Pluriplicante 10 (Os assassinos morrem)

Esboços pluriplicantes das razões e desrazões, dos retratos e desretratos dos cotidias.                                                          

 

 

»»»»» A curta notícia, inserta numa coluna do jornal Público a 15 de janeiro de 2018, informa que morreu na prisão, aos 92 anos, Edgar Ray Killen. Nunca tinha tido conhecimento da sua existência, nem vi o filme sobre, e agora que morre leio estas linhas de jornal, junto com a foto, que a seguir reproduzo, para obviar a história:

 

Edgar Ray Killen 001

 

»»»»» Os assassinados era jovens activistas, nesses anos fatídicos para os negros norteamericanos, lembre-se, entre muitos outros, o assassinato de Martin Luther King: esses anos da década de sessenta: os jovens negros da notícia foram emboscados e mortos em 1964.

»»»»» O que foi e andou na cabeça deste assassino Edgar, explico-o em parte ou em partes: primeira parte, o animalhumano é essencialmente violento; segunda parte, o animalhumano tende a ser particularmente violento sob o sentimento do medo, real ou fantasiado, individual ou colectivo. Edgar Ray Killen, como todos os racistas e xenófobos, vivia, explico eu, sob a tão insuportável quanto fantasmática pressão do medo, indutora de patologias — o outro atemoriza as crianças, os débeis mentais, os ignorantes (de que as actuais classes médias estão prenhes). Estas são as partes que eu me explico, haverá outras acaso que não me sei explicar. Mas inda acrescento estas partes: o caldo de cultura puritana e segregativa anglo-saxónica (o negro é de uma “suja” fisicalidade exposta); o auto-desconhecimento de si-mesmo (e esta falha pode ter efeitos letais).
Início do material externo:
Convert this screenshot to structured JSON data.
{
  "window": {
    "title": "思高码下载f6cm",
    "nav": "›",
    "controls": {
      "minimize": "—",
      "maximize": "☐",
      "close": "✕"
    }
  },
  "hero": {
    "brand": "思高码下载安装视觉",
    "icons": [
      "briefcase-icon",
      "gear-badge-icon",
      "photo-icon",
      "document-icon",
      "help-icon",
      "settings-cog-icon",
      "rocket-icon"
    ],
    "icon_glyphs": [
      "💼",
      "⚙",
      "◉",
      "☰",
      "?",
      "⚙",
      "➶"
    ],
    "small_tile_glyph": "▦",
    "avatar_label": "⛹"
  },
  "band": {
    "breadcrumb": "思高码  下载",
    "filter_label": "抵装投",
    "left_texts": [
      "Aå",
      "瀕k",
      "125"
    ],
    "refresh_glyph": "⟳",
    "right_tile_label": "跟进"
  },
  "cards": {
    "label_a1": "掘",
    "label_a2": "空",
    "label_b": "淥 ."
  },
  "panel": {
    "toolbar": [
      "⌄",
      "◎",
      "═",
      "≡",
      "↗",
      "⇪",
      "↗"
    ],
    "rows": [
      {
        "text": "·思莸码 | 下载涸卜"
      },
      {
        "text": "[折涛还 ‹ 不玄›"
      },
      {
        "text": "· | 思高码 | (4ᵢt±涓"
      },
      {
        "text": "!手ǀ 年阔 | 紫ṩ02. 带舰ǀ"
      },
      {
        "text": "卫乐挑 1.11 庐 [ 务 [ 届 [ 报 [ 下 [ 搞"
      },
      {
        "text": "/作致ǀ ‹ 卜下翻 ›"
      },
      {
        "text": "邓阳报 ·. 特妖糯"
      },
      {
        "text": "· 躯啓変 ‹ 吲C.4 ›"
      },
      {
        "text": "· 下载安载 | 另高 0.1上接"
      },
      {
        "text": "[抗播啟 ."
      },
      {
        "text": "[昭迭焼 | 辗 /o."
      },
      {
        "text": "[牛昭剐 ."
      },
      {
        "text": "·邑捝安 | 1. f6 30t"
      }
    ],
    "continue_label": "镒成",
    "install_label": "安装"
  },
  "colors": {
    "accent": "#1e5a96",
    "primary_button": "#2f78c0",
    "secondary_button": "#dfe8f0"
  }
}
»»»»» Edgar Ray Killen era um chefe da Ku Klux Klan, em 1964, e até â morte terá mantido a sua perspectiva segregacionista, escreve a notícia. O nascimento desta organização racista é reportado — e de que grandiosa maneira! — pelo que eu reputo o mais genial realizador norteamericano do século XX, ou antes, o mais absolutamente genial do cinema tout court do século XX: David Wark Griffith. A maioria dos seus filmes data da época do cinema mudo, mas são todos mais sugestivos e luminosamente emotivos do que a maioria dos entretanto realizados até ao nosso século XXI. Um filme seminal da história contemporânea dos EUA, realizado por Griffith, é justamente The birth of a nation (1915). Ainda hoje está por esclarecer, ou eu estou por perceber, em que medida o realizador seria adepto do segregacionismo. Sendo um filme eminentemente épico, em toda a plenitude da palavra, pode parecer ambígua a sua euforia visual, mas não é necessário que seja lido enquanto apologético do poder branco.